Rozumiem walkę ze sprzedażą nieoficjalną, ale no bez przesady. Wczoraj bilety imienne na Metallicę z 13 miesięcznym wyprzedzeniem, dzisiaj dobranie się do tyłków ludziom, którzy kupili więcej biletów na Coldplay po kilku miesiącach od kupna, jutro...?
Naprawdę się nie zdziwię, gdy coś wykombinują z Gunsami.
A tak realnie patrząc - ile oni są w plecy przez koników? Nic. Przecież nikt im tych biletów nie wykrada z sejfu, tylko konik najpierw kupuje, a więc płaci cenę, którą sobie LN zażądało.

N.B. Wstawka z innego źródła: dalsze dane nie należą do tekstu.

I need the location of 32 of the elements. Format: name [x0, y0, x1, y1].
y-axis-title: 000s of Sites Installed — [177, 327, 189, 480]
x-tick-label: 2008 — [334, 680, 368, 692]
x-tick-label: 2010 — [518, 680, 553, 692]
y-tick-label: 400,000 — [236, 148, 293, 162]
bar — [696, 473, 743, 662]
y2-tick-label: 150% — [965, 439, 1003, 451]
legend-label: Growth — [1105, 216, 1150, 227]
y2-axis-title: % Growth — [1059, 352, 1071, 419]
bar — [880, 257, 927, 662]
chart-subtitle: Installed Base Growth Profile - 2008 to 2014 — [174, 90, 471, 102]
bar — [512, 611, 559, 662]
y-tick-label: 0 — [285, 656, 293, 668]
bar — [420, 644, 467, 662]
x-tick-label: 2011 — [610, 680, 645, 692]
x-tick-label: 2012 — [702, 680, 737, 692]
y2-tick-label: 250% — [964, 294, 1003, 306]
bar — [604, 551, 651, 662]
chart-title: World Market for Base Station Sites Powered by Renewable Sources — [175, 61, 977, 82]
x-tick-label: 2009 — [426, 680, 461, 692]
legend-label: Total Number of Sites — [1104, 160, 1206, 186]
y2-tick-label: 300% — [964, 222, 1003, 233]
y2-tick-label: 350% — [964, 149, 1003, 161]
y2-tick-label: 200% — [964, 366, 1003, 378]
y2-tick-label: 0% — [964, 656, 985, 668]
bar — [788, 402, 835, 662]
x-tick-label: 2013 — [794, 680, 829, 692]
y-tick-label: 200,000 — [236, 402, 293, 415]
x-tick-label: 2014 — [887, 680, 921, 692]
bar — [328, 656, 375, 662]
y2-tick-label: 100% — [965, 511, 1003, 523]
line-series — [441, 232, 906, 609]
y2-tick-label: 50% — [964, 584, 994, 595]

Jak do abonamentu wezmę sobie telefon za 1zł i go sprzedam za 1000, to mojego operatora to nie obchodzi - on swoje dostał.
Łapaniem złodziei niech się zajmie policja, a sądzeniem ich - sądy.
@Bluebird dobrze myślisz. Aczkolwiek trzeba jeszcze spojrzeć w regulamin sprzedaży LN, do czego oni sobie zastrzegają prawo. A czy ich regulamin jest zgodny z prawem - to już osobna kwestia.